BAR domain function in clathrin-mediated endocytosis

Clathrin-mediated endocytosis is the major pathway for the uptake of nutrients and signaling molecules in higher eukaryotic cells and for the recycling or degradation of transmembrane receptors including the activity-induced reformation of synaptic vesicles at nerve terminals in neurons [5154]. A clathrin coat is assembled on the cytoplasmic face of the plasma membrane, which progressively matures into a clathrin-coated pit (CCP). Late-stage CCPs constrict at the neck region and finally pinch off from the membrane in a reaction driven by the oligomeric GTPase dynamin. Formation of endocytic vesicles involves differentially curved membrane intermediates at each stage of the pathway, thereby necessitating tight control of membrane remodeling by BAR domain proteins including the N-BAR proteins endophilin and amphiphysin, the BAR-PX domain protein SNX9, and the F-BAR domain proteins FCHo and syndapin. Many of these factors, in addition to their BAR/F-BAR domains, also contain a Src homology 3 domain (SH3) domain that allows them to associate with other endocytic and cytoskeletal proteins, such as the GTPase dynamin (mediating vesicle fission), or N-WASP (an initiator for actin polymerization) (Fig. 3a) [6, 15, 5559].

During clathrin-mediated endocytosis, F-BAR domain proteins typically arrive early to the site of endocytosis, and may be involved in the nucleation of CCPs [6063]. The F-BAR-containing proteins FCHo arrive early at sites of endocytosis and specifically bind to PtdIns(4,5)P2-enriched membranes and sculpt the initial vesicle bud site by their F-BAR-encoded membrane-bending activity [61]. Recent studies suggest that another F-BAR domain protein FBP17 has a dual role in shaping and stabilizing membrane curvature via its F-BAR domain and in recruiting machinery for actin polymerization [58]. The latter may provide the force to push vesicle buds away from the plasma membrane and/or to narrow down the neck region at the stage of coat propagation. Blocking clathrin assembly prevents deep membrane invaginations even in the presence of abundant membrane-tubulating proteins in the cytosol, thereby inhibiting CCP maturation at an early stage [58].

Deep clathrin-coated membrane invaginations eventually undergo dynamin-mediated fission (Fig. 3a). Dynamin is a multidomain protein containing a GTPase domain that binds and hydrolyzes GTP, a middle domain, a PH domain for interactions with lipid membranes, a GTPase effector domain (GED) and a proline-rich domain (PRD) at the carboxyl terminal end, which facilitates dynamin recruitment by SH3 domain proteins such as SNX9, amphiphysin, endophilin, and intersectin [6466]. Oligomeric dynamin recruited to the “neck region” of late stage CCPs hydrolyzes GTP, resulting in a conformational change within the protein that causes vesicle scission [6568]. Dynamins function together with BAR-SH3 domain proteins, such as amphiphysin, endophilin and SNX9 in bud neck constriction and membrane fission.
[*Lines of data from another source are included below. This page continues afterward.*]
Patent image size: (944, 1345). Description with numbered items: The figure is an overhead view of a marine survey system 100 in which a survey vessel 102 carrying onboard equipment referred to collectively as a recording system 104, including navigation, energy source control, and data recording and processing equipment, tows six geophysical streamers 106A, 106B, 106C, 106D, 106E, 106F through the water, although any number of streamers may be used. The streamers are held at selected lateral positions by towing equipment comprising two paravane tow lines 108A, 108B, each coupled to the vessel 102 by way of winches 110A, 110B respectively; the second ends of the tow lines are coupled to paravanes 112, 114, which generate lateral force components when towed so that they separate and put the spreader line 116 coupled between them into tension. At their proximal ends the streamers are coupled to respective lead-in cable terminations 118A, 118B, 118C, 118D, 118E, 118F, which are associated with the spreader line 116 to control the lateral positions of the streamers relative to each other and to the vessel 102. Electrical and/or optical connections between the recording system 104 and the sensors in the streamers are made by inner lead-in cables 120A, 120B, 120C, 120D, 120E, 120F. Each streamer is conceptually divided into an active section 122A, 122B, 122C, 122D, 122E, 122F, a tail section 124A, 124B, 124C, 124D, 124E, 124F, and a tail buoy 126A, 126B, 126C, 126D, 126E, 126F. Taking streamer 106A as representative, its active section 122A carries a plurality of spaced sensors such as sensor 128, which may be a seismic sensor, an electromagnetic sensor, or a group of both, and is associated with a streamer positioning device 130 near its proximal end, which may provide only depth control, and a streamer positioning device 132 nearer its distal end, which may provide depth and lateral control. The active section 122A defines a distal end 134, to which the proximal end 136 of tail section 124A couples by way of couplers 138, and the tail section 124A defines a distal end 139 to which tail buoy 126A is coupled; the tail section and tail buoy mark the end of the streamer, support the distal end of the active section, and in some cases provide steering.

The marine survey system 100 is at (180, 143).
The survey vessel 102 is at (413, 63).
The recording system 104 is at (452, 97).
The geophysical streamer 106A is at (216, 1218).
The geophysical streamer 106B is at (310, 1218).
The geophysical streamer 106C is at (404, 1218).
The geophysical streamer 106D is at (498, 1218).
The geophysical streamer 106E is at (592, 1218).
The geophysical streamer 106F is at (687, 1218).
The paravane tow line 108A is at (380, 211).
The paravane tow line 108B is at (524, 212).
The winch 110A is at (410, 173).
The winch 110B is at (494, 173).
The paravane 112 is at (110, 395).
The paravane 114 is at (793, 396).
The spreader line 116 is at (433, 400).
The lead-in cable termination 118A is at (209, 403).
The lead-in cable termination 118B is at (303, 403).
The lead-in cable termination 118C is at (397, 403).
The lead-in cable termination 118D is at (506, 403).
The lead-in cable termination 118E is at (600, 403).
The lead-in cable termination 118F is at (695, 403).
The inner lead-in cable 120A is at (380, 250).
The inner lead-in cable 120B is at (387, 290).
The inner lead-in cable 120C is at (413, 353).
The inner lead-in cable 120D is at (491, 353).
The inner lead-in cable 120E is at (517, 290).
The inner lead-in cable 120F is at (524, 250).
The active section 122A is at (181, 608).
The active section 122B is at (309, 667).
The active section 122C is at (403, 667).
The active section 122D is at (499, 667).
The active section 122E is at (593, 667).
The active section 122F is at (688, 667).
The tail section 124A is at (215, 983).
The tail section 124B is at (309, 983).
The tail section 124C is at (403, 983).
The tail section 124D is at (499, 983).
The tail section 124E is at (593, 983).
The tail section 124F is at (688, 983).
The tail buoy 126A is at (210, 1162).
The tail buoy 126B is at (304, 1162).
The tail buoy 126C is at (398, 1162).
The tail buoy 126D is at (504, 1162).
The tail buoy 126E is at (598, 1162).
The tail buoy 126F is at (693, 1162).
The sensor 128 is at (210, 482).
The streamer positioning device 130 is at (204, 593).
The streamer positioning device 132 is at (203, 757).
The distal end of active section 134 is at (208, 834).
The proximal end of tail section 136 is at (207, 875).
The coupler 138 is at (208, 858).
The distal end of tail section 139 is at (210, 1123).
Consistent with this, dynamin preferentially associates with narrow tubules of a diameter similar to that generated by the N-BAR domains of amphiphysin and endophilin in vitro [47, 48, 58]. In spite of the similar morphological appearance of endophilin- and amphiphysin-coated tubules, both proteins show opposite effects with respect to the regulation of dynamin-mediated membrane fission. Amphiphysin upon co-assembly with dynamin into ring-like structures enhances the fragmentation of liposomal tubules in the presence of GTP [48], whereas endophilin inhibits dynamin-GTP-dependent vesiculation of lipid tubules [47]. Similar effects to those seen for endophilin have been reported for SNX9, which is recruited transiently to CCPs together with a burst of dynamin during late stages of vesicle formation [69]. Although the molecular mechanistic basis for the differential behavior of BAR domain proteins remains unknown, one might speculate that endophilin and SNX9 are stabilized at CCPs by the presence of the amphipathic helix inserted into the BAR domain of endophilin or the PX domain of SNX9, respectively. Hence, structural variations with respect to the interaction of BAR domain proteins with membranes may at least in part underlie their functional diversity at different stages of vesicle formation.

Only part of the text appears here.